“We were really sad. We genuinely loved president Tomáš Garrigue Masaryk. Every year on March 7, we remembered his name day and had a little school celebration. And invariably, in his honour we would end up singing the folk song: ,Our old father, pray, your hair is now grey, while you are still with us, no misfortune can befall us, our old father grey.’ And when we heard on the radio that he had passed away, we were genuinely heartbroken. I’ll never forget seeing our teacher walking down the school corridor, crying openly, loudly and inconsolably. Yes, we never stopped remembering him. Everybody loved him, both young and old.”
“One family – he was a police officer – bought a brand-new radio-set. It was the very first radio-set in the village. And their little girl went to the same school as us, so did their little boy, and they said: ,Come to check out our new radio!’ And so we went, we’d been invited and so we went. There was a small kind of box on the table. Suddenly, there was this crackling sound and then music started playing. We were all staring in disbelief, we turned the box upside down, we checked it from the side, we checked it all over, looking for the musicians. We knew enough about music to know that when Mr Černohorský and his band were playing, they had large instruments such as the helicon, trumpet, saxophone, and clarinet. Where were the musicians hiding? How come their music was coming out of the box? And our hosts turned the button and the music stopped, and then they turned the button again, and the music started playing again. And so we finally realised that it was just a machine, not a real band: that it was a piece of ingenious technology. Needless to say, we were exhilarated, literally beside ourselves. And from then on, we always knew what was happening. The moment there was some breaking news, we found out from the radio. It was incredible!”

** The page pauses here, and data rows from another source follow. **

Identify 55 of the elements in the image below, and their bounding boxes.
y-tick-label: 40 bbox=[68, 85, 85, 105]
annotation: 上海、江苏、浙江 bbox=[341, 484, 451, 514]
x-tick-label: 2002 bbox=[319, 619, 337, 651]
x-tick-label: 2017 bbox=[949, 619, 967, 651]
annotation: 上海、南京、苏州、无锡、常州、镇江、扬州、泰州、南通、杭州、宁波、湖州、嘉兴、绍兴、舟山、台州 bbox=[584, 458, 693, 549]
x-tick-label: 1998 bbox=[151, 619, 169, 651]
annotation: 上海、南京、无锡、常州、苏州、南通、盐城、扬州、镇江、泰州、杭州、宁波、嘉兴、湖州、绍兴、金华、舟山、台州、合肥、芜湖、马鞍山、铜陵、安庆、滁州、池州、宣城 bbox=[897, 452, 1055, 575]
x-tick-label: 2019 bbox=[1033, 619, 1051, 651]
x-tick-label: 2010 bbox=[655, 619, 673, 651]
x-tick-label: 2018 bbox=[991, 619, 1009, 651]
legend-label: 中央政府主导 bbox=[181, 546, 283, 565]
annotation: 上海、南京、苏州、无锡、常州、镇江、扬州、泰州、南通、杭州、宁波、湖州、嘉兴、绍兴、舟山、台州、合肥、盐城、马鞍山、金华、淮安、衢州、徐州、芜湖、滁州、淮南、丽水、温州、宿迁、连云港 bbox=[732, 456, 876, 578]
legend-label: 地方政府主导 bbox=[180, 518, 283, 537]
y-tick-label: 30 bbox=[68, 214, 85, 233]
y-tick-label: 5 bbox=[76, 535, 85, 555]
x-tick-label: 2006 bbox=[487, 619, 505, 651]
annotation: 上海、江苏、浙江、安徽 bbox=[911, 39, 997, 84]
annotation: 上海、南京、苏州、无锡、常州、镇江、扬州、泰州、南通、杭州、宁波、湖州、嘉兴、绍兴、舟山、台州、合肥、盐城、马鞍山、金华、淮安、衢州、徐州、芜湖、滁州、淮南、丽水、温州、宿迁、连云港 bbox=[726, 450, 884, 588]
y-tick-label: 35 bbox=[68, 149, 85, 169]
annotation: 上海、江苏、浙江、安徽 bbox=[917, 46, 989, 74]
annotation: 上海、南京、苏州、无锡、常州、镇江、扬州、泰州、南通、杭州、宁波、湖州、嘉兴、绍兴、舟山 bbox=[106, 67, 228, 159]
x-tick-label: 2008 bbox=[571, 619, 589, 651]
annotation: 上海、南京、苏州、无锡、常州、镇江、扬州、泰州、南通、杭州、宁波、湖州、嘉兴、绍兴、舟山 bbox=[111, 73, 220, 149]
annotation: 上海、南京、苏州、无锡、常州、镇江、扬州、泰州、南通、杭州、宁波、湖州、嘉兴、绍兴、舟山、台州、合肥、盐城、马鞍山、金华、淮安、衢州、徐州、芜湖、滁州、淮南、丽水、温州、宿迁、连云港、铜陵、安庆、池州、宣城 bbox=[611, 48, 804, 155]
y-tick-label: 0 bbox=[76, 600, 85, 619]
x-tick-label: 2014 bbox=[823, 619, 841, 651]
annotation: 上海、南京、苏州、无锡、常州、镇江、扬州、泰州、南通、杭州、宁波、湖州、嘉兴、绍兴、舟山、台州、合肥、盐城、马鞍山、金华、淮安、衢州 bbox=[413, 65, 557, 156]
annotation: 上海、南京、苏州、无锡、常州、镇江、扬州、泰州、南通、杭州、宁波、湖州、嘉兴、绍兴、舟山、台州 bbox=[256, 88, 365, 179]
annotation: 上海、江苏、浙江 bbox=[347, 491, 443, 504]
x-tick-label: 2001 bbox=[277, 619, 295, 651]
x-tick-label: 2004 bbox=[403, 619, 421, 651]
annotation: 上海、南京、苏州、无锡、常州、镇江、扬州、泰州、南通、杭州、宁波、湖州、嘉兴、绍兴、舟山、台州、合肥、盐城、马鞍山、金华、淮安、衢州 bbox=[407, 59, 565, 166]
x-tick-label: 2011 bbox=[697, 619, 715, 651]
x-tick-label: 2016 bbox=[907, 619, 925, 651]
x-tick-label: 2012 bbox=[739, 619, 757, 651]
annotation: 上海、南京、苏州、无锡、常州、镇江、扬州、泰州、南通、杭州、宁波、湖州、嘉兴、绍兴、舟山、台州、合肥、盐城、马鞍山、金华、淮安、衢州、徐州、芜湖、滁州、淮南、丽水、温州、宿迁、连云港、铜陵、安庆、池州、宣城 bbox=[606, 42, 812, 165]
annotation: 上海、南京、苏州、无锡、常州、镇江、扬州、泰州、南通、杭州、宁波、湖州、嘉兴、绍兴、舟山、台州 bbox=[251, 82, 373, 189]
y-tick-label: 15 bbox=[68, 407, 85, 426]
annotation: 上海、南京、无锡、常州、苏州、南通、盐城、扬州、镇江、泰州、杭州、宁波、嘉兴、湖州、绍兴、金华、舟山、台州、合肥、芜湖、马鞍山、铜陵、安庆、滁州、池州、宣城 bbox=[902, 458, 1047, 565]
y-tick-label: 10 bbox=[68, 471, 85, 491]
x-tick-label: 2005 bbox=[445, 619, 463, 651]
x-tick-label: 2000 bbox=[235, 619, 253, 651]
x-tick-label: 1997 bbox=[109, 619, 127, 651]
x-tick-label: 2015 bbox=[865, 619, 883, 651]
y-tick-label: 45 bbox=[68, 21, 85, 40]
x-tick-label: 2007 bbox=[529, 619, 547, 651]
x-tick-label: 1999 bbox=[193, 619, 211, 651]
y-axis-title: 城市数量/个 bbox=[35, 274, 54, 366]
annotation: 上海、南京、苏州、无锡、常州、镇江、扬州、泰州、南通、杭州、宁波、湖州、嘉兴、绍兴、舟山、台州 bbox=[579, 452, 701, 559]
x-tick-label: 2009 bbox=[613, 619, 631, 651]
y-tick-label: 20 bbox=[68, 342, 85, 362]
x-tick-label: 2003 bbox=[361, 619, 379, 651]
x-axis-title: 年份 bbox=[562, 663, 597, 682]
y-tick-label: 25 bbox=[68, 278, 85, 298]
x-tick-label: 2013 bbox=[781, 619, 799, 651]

Milena Macháčková, nee Brendlová, was born on April 3, 1925, in Staré Ždánice, a village not far from Pardubice. Her family comprising her parents, three brothers and grandmother, lived in a company flat. Her mother was a housewife who tended the farm and her father worked at Skoda Works, Hradec Králové, as a cauldron-riveting specialist. Right after a local Sokol branch had been founded in their village, Milena and her siblings started attending all events. Milena’s character had been shaped by family upbringing, her teachers’ example, sports, and the president Tomáš Garrigue Masaryk as her role model. After secondary school, she went to People’s Agricultural School in Ždánice. Later, she worked as a teacher at a shelter for the harvesters’ children (the equivalent of today’s day-care centre) and as an assistant at the children’s home in Horažďovice. She followed her interest in working with young children and in 1943, joined a training course organised by the Czechoslovak Mothers’ and Children’s Wellbeing at Krč hospital in Prague. In 1947, she married Vlastimil Macháček, with whom she had four children. In 1958, she graduated from a secondary nursing school and started working as a nurse in the Opočno hospital. Having gained experience at a children’s doctor’s surgery in Dobruška, in 1966 she started working as a nursery teacher and stayed on the job until her retirement. After 1989, she joined the renewed Sokol movement in the local branch in Nové Město nad Metují. She became the local Sokol head, participated on the Sokol “Slet” (general convention) in 1994, and did not stop exercising and doing sports until 2018. She was also active in the local community’s affairs and regularly visited the elderly with whom she shared her optimistic worldview. Milena Macháčková died on April 16, 2021.